Aero-turbines usually work in various non-stationary and harsh operating environments. Its blades easily appear early crack faults in long-time operation, and it is difficult to dig out discriminant features of early crack. To solve these problems, in the paper, a novel intelligent approach for early crack diagnosis of turbine blades using three-dimensional blade tip clearance is presented. In order to improve feature learning ability to obtain better generalization ability, the paper firstly develops a novel deep learning method based on deep belief networks (DBNs). Considering the fact that the feature degradation easily occurs in deeper layers because of the change of the distribution in each layer’s outputs with the increase of the layers, it is hard to decide which layer to learn features is useful for fault diagnosis. Accordingly, in the pre-training process, the global back-reconstruction (GBR) mechanism is introduced into DBNs to optimize the feature learning ability. The GBR mechanism can be realized between the input layer and hidden layers by “shortcut connection”, and the layer to learn more discriminant features can be determined automatically without prior knowledge.
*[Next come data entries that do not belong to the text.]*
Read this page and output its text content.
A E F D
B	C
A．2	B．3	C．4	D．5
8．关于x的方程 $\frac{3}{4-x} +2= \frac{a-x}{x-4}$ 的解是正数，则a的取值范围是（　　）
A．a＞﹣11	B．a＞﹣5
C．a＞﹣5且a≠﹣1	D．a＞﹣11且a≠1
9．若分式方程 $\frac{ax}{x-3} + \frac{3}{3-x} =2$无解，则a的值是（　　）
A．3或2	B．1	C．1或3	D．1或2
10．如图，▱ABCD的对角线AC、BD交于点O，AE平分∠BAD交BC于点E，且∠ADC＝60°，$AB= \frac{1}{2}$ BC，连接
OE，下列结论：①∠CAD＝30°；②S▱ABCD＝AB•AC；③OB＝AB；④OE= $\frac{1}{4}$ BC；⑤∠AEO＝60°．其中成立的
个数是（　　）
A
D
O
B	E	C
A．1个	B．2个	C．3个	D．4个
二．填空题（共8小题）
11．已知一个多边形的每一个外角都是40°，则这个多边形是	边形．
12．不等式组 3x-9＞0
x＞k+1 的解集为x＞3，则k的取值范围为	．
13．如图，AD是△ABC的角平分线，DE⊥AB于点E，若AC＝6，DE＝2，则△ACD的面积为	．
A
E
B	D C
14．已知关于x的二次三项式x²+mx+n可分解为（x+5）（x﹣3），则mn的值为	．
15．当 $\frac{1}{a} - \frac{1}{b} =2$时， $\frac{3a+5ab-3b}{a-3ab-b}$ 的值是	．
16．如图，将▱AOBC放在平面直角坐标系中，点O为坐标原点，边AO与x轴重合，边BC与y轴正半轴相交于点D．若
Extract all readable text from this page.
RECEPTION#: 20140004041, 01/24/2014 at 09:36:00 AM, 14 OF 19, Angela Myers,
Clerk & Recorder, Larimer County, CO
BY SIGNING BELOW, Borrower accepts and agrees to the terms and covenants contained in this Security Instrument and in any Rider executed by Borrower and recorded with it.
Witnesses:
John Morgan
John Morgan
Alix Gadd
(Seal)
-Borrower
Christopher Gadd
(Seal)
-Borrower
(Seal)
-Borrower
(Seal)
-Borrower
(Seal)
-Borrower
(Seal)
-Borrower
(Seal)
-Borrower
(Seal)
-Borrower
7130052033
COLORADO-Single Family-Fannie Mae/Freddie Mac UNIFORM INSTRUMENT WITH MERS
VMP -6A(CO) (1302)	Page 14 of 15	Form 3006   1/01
Moreover, due to three-dimensional blade tip clearance (3-DBTC) acquired from three different directions of turbine blades contains much more useful crack failure multiscale information, it is suitable to be used as an input from which to extract multiscale discriminant features. Eventually, in the supervised training, the softmax regression model is employed to classify the health conditions of turbine blades using these sensitive features learned from 3-DBTC. The experimental results show that the proposed method can effectively identify the crack of turbine blades with fairly high diagnostic accuracies and significantly outperform other methods considered in the paper.